The memory stings even now for Jon Creek, all these years after the job interview.
He’d applied to be a bookkeeper at a property-management company when one of the owners caught him off guard: “He said, ‘You’ve been out of work for a year now. You can only clean the garage so many times. Why can’t you get a job?”’ Creek recalls.
“My answer was, ‘I’m trying to get a job now,”’ he says.
The frustrations of one 35-year-old Ohio man are multiplied millions of times over across time zones and generations in a country still gripped by economic anxiety, despite increasing signs of recovery. And they resound in a presidential campaign pitting an incumbent defending his economic record against GOP opponents who are attacking it.
Unemployment in January was at its lowest level in three years – 8.3 percent – and 1.8 million jobs were added last year, compared with about 1 million in 2010. But there’s still a long way to go: There are 5.6 million fewer jobs than there were when the recession began in late 2007.
About 12.8 million people are out of work, and what’s especially troubling, according to Federal Reserve Chairman Ben Bernanke, is the large number of long-term unemployed – more than 40 percent have been jobless more than six months.
The long-term unemployed don’t fit into any neat category. They’re young and old. They have high school diplomas and master’s degrees. Some become so discouraged, they stop looking for a time or become mid-life college students. Others find temporary jobs, then return to the jobless rolls for long stretches. In 2011, the average length of being out of work was 39 weeks – about nine months.
But statistics tell only part of the story. They don’t gauge the despair of a thirtysomething office manager who has stopped counting how many résumés he’s sent out. Or the apprehension of a 60-ish tool-and-die maker who lost his job, returned to school, but still can’t find work – and doubts he ever will again.
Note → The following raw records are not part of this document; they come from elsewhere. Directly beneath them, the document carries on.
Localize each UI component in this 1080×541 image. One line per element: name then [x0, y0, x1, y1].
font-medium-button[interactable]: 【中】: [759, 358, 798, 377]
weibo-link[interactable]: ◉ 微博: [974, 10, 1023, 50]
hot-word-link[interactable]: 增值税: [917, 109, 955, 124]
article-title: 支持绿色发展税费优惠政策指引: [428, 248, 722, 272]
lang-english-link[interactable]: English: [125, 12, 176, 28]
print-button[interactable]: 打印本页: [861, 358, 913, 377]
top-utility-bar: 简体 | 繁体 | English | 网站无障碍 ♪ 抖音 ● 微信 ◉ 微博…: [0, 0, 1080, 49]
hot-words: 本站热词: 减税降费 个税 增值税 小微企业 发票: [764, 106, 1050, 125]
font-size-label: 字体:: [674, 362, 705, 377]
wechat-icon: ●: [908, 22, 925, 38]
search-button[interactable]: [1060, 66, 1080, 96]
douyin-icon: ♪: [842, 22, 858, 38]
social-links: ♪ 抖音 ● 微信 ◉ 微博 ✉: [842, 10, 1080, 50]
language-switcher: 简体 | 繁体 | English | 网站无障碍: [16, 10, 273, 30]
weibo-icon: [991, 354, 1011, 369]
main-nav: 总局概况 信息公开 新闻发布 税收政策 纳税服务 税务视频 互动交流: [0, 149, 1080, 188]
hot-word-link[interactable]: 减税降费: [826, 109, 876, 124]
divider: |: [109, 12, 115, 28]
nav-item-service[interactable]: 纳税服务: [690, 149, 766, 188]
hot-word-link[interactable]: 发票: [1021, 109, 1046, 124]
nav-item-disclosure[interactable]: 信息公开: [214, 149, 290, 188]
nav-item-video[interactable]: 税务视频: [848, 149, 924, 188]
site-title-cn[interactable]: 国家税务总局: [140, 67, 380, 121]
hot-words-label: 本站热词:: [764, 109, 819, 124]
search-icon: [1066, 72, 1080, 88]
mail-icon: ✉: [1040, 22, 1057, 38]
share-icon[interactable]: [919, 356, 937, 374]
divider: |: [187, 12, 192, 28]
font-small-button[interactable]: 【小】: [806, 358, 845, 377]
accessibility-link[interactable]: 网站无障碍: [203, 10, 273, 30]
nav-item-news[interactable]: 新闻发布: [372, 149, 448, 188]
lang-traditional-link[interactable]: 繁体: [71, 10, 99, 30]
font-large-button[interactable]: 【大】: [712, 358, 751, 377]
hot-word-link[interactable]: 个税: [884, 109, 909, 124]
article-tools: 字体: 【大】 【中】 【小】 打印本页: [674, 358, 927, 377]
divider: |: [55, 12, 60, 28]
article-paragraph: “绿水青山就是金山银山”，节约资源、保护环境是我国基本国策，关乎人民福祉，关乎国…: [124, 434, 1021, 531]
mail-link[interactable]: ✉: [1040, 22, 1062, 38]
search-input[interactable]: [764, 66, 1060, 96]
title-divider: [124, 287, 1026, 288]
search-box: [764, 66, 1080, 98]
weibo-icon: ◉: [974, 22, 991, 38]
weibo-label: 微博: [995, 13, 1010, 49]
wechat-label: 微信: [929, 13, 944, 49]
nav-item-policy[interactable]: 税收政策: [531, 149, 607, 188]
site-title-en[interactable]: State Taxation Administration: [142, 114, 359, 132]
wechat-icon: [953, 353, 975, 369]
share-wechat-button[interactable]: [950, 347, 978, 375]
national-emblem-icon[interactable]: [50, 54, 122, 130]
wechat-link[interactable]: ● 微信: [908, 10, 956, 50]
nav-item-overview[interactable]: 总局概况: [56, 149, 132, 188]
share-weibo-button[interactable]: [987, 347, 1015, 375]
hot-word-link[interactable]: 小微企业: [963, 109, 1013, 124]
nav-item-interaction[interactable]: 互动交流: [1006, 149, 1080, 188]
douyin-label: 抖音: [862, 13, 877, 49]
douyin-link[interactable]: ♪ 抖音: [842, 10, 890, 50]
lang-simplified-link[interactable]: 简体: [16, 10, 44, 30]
Creek, who lives in Mason, was a construction company office manager until he and almost everyone else at the firm were laid off in December 2007. He’d known the business was in trouble and says he actually turned down another better-paying job earlier, out of loyalty.
It took 18 months to land part-time work as an insurance agent’s assistant at $240 a week – a dollar less than his unemployment checks.
A year later, Creek was stunned when a certified letter arrived with his final paycheck and notice that his job was over. Again, it was the economy. To add to the injury, his boss had posted the news on her Facebook page before telling him. “Everybody knew but me,” he says.
And since she hadn’t done the proper paperwork, he couldn’t file for unemployment.
That was August 2010. Creek – who holds a bachelor’s degree in business administration – has been looking since, worried that as time passes, someone unemployed for, say, six months may seem more appealing.
“I worked hard. I did everything right,” he says. “Now I’m at the point of asking myself, ‘Will I ever be able to get anything?’ It’s not just about a salary. It’s about being able to go out and say, ‘I do this. This is my identity.”’
On occasion, Creek, now 35, has become so discouraged, he’s temporarily quit looking. “If you send out your résumé so many times, every employer in the city has it,” he says. “If you take it out of the mix for a while, perhaps you’ll get noticed next time.”
Being unemployed not only hurts financially – Creek has an $11,000-plus student loan – it leaves emotional scars, too. “The only people I talk to during the day are my wife, my dogs and service people,” he says. “It’s very isolating, very lonely.”
His wife, Leslie, a financial analyst, is a constant comfort. “She tells me I’m smart, that I have a lot to offer,” he says.
Creek is considering returning to school this fall to get a master’s degree in accounting.
“Sometimes you feel like playing the victim card,” he says, “but you really don’t want to. It tells the employer you’re not very confident. I tell myself good things are to come ... but it’s hard to remain hopeful.”